Desarmando a Lei

O Decreto Presidencial n.º 9785/19 veio regulamentar o Estatuto do Desarmamento, e assim, revogou, dentre outros, o Decreto n.º 9765/19, emitido pelo próprio Governo no início do ano, o que já aponta um certo amadorismo na condução de um assunto tão delicado. Seja como for, aqui há, pelo menos, dois aspectos a merecer destaque.

1) Incremento das armas de fogo de uso permitido. O Decreto trouxe algumas armas da categoria de uso restrito para permitido, o que viabiliza o acesso a elas para um grande número de contemplados. E no entanto, não se trata de simplesmente facilitar o acesso, mas também aumentar o potencial lesivo das armas em circulação legalmente no País. Sob o manto do discurso do direito de autodefesa, está-se incrementando o risco de conflitos interpessoais com desfecho fatal, ou seja, o Governo está autorizando violência respondida com mais violência.
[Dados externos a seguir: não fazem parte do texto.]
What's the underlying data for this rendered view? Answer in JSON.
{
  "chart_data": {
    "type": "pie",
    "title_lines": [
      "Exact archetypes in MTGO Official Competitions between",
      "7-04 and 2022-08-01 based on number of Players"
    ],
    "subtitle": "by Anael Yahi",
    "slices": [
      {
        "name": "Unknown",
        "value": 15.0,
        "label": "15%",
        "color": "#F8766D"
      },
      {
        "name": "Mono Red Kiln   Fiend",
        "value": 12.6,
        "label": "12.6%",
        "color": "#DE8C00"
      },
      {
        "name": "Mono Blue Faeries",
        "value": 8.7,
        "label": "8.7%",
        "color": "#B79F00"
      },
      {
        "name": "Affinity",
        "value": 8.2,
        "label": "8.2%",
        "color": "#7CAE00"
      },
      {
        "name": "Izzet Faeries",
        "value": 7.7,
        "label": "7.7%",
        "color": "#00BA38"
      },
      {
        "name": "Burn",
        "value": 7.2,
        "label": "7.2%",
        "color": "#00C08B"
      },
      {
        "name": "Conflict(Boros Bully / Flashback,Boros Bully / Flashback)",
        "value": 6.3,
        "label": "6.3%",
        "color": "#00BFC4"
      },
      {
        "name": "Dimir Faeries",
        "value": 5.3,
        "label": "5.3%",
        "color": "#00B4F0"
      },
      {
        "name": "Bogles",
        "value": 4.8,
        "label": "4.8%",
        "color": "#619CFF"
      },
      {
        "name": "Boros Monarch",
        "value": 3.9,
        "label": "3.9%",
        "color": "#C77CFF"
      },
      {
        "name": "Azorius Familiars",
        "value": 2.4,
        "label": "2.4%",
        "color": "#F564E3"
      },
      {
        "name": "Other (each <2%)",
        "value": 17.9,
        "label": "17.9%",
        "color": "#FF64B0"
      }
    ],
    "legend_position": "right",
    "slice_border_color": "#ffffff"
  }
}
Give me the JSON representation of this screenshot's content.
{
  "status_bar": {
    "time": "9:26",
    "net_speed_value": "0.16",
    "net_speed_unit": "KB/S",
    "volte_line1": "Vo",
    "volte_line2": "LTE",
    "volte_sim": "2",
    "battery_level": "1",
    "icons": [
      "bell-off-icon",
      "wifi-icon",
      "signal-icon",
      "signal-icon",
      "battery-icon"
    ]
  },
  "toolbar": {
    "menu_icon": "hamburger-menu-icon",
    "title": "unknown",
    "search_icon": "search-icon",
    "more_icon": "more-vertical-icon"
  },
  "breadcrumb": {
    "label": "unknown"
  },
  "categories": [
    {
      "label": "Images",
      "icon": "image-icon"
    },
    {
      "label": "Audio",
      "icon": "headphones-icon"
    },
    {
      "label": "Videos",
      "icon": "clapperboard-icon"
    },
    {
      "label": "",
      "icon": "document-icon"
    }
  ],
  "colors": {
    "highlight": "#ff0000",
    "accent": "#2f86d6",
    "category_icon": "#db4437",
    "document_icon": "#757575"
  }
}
Há também um efeito jurídico imediato: os sujeitos acusados ou condenados por porte ilegal de arma de uso restrito serão beneficiados com uma pena mais branda.

2) Ampliação das categorias com direito de porte. O Estatuto traz uma relação de categorias autorizadas a portar arma de fogo e qualquer modificação, para ampliar ou reduzir esse rol, devia ser feita também por lei. Todavia, o Decreto passou por cima disso, extrapolando sua função de regulamentar a lei. Agora teremos categorias com direito de porte baseado na lei, como integrantes das Forças Armadas, do Judiciário ou do MP; outras no Decreto, como advogados públicos, jornalistas da área policial e agentes de trânsito. Portanto, nesse ponto, o Decreto é ilegal.

Para além de uma promessa de campanha que começa a ser cumprida, é espantoso o desapreço de alguém que até pouco tempo atrás integrava o Parlamento com a Casa de onde veio. No fim das contas, o atual Governo está modificando o Estatuto como bem entende, desarmando a lei, o que já está sendo questionado no STF.